PURPOSE: Evaluate the effect of a policy-based, multicomponent workplace diet intervention on young adult employees' diet and health.
DESIGN: A 6-month, single-armed pilot study with before and after assessments.
SETTING: Insurance company in Belfast, Northern Ireland.
PARTICIPANTS: Employees who worked at the company throughout the intervention period were included. Employees were excluded if pregnant, breast-feeding, or following a strict diet.
INTERVENTION: Multicomponent diet intervention: ban of unhealthy foods brought into the premises, free fruit, education, individual advice, and further support.
MEASURES: Mixed-methods approach: Diet-, health-, and work-related measures were assessed quantitatively. The campaign was evaluated quantitatively (via questionnaire) and qualitatively (via semistructured interviews).

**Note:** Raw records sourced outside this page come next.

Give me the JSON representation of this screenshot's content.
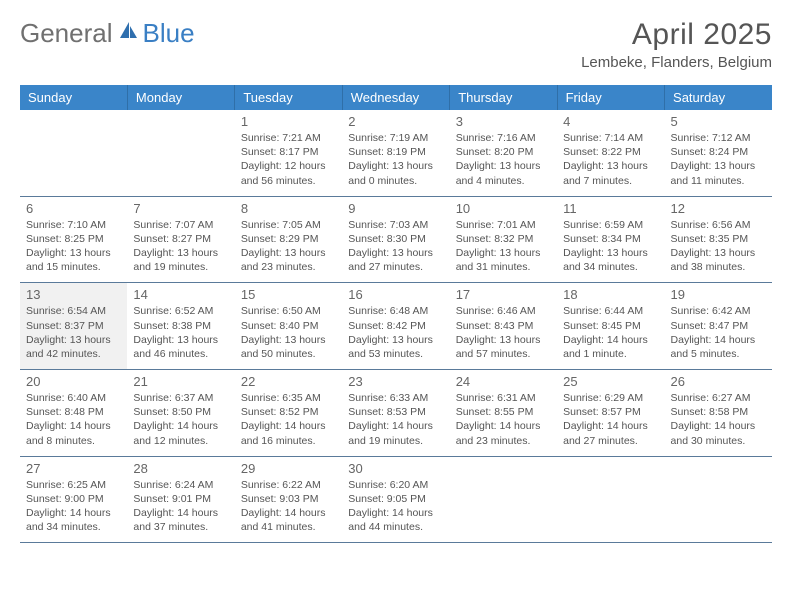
{
  "logo": {
    "first": "General",
    "second": "Blue"
  },
  "title": "April 2025",
  "location": "Lembeke, Flanders, Belgium",
  "colors": {
    "header_bg": "#3a85c9",
    "header_text": "#ffffff",
    "cell_border": "#5a7a9a",
    "shaded_bg": "#f1f1f1",
    "text": "#555555",
    "logo_gray": "#707070",
    "logo_blue": "#3a7fc4"
  },
  "weekdays": [
    "Sunday",
    "Monday",
    "Tuesday",
    "Wednesday",
    "Thursday",
    "Friday",
    "Saturday"
  ],
  "weeks": [
    [
      {
        "day": "",
        "lines": []
      },
      {
        "day": "",
        "lines": []
      },
      {
        "day": "1",
        "lines": [
          "Sunrise: 7:21 AM",
          "Sunset: 8:17 PM",
          "Daylight: 12 hours",
          "and 56 minutes."
        ]
      },
      {
        "day": "2",
        "lines": [
          "Sunrise: 7:19 AM",
          "Sunset: 8:19 PM",
          "Daylight: 13 hours",
          "and 0 minutes."
        ]
      },
      {
        "day": "3",
        "lines": [
          "Sunrise: 7:16 AM",
          "Sunset: 8:20 PM",
          "Daylight: 13 hours",
          "and 4 minutes."
        ]
      },
      {
        "day": "4",
        "lines": [
          "Sunrise: 7:14 AM",
          "Sunset: 8:22 PM",
          "Daylight: 13 hours",
          "and 7 minutes."
        ]
      },
      {
        "day": "5",
        "lines": [
          "Sunrise: 7:12 AM",
          "Sunset: 8:24 PM",
          "Daylight: 13 hours",
          "and 11 minutes."
        ]
      }
    ],
    [
      {
        "day": "6",
        "lines": [
          "Sunrise: 7:10 AM",
          "Sunset: 8:25 PM",
          "Daylight: 13 hours",
          "and 15 minutes."
        ]
      },
      {
        "day": "7",
        "lines": [
          "Sunrise: 7:07 AM",
          "Sunset: 8:27 PM",
          "Daylight: 13 hours",
          "and 19 minutes."
        ]
      },
      {
        "day": "8",
        "lines": [
          "Sunrise: 7:05 AM",
          "Sunset: 8:29 PM",
          "Daylight: 13 hours",
          "and 23 minutes."
        ]
      },
      {
        "day": "9",
        "lines": [
          "Sunrise: 7:03 AM",
          "Sunset: 8:30 PM",
          "Daylight: 13 hours",
          "and 27 minutes."
        ]
      },
      {
        "day": "10",
        "lines": [
          "Sunrise: 7:01 AM",
          "Sunset: 8:32 PM",
          "Daylight: 13 hours",
          "and 31 minutes."
        ]
      },
      {
        "day": "11",
        "lines": [
          "Sunrise: 6:59 AM",
          "Sunset: 8:34 PM",
          "Daylight: 13 hours",
          "and 34 minutes."
        ]
      },
      {
        "day": "12",
        "lines": [
          "Sunrise: 6:56 AM",
          "Sunset: 8:35 PM",
          "Daylight: 13 hours",
          "and 38 minutes."
        ]
      }
    ],
    [
      {
        "day": "13",
        "lines": [
          "Sunrise: 6:54 AM",
          "Sunset: 8:37 PM",
          "Daylight: 13 hours",
          "and 42 minutes."
        ]
      },
      {
        "day": "14",
        "lines": [
          "Sunrise: 6:52 AM",
          "Sunset: 8:38 PM",
          "Daylight: 13 hours",
          "and 46 minutes."
        ]
      },
      {
        "day": "15",
        "lines": [
          "Sunrise: 6:50 AM",
          "Sunset: 8:40 PM",
          "Daylight: 13 hours",
          "and 50 minutes."
        ]
      },
      {
        "day": "16",
        "lines": [
          "Sunrise: 6:48 AM",
          "Sunset: 8:42 PM",
          "Daylight: 13 hours",
          "and 53 minutes."
        ]
      },
      {
        "day": "17",
        "lines": [
          "Sunrise: 6:46 AM",
          "Sunset: 8:43 PM",
          "Daylight: 13 hours",
          "and 57 minutes."
        ]
      },
      {
        "day": "18",
        "lines": [
          "Sunrise: 6:44 AM",
          "Sunset: 8:45 PM",
          "Daylight: 14 hours",
          "and 1 minute."
        ]
      },
      {
        "day": "19",
        "lines": [
          "Sunrise: 6:42 AM",
          "Sunset: 8:47 PM",
          "Daylight: 14 hours",
          "and 5 minutes."
        ]
      }
    ],
    [
      {
        "day": "20",
        "lines": [
          "Sunrise: 6:40 AM",
          "Sunset: 8:48 PM",
          "Daylight: 14 hours",
          "and 8 minutes."
        ]
      },
      {
        "day": "21",
        "lines": [
          "Sunrise: 6:37 AM",
          "Sunset: 8:50 PM",
          "Daylight: 14 hours",
          "and 12 minutes."
        ]
      },
      {
        "day": "22",
        "lines": [
          "Sunrise: 6:35 AM",
          "Sunset: 8:52 PM",
          "Daylight: 14 hours",
          "and 16 minutes."
        ]
      },
      {
        "day": "23",
        "lines": [
          "Sunrise: 6:33 AM",
          "Sunset: 8:53 PM",
          "Daylight: 14 hours",
          "and 19 minutes."
        ]
      },
      {
        "day": "24",
        "lines": [
          "Sunrise: 6:31 AM",
          "Sunset: 8:55 PM",
          "Daylight: 14 hours",
          "and 23 minutes."
        ]
      },
      {
        "day": "25",
        "lines": [
          "Sunrise: 6:29 AM",
          "Sunset: 8:57 PM",
          "Daylight: 14 hours",
          "and 27 minutes."
        ]
      },
      {
        "day": "26",
        "lines": [
          "Sunrise: 6:27 AM",
          "Sunset: 8:58 PM",
          "Daylight: 14 hours",
          "and 30 minutes."
        ]
      }
    ],
    [
      {
        "day": "27",
        "lines": [
          "Sunrise: 6:25 AM",
          "Sunset: 9:00 PM",
          "Daylight: 14 hours",
          "and 34 minutes."
        ]
      },
      {
        "day": "28",
        "lines": [
          "Sunrise: 6:24 AM",
          "Sunset: 9:01 PM",
          "Daylight: 14 hours",
          "and 37 minutes."
        ]
      },
      {
        "day": "29",
        "lines": [
          "Sunrise: 6:22 AM",
          "Sunset: 9:03 PM",
          "Daylight: 14 hours",
          "and 41 minutes."
        ]
      },
      {
        "day": "30",
        "lines": [
          "Sunrise: 6:20 AM",
          "Sunset: 9:05 PM",
          "Daylight: 14 hours",
          "and 44 minutes."
        ]
      },
      {
        "day": "",
        "lines": []
      },
      {
        "day": "",
        "lines": []
      },
      {
        "day": "",
        "lines": []
      }
    ]
  ],
  "shaded_days": [
    "13"
  ]
}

ANALYSIS: Changes in measures were analyzed using paired samples t tests. Interviews were analyzed using thematic analysis.
RESULTS: Sixty (75.9%) staff completed all assessments. Males reduced their sugar intake on working days (-8.7% of total energy standard deviation [SD]: 20.1; P value <.01). Systolic blood pressure reduced in males and females (-3.3 SD: 9.9; P value <.05 and -8.0 SD: 7.7; P value <.001, respectively); 85.2% of staff strongly agreed/agreed that they appreciated the healthy eating ethos. This was supported by the qualitative analysis which furthermore suggested that the education, team support, individual advice, and free fruit were beneficial.
CONCLUSION: Influencing workplace policies and offering additional dietary support could lead to meaningful changes in employees' diet and health and may change workplace culture.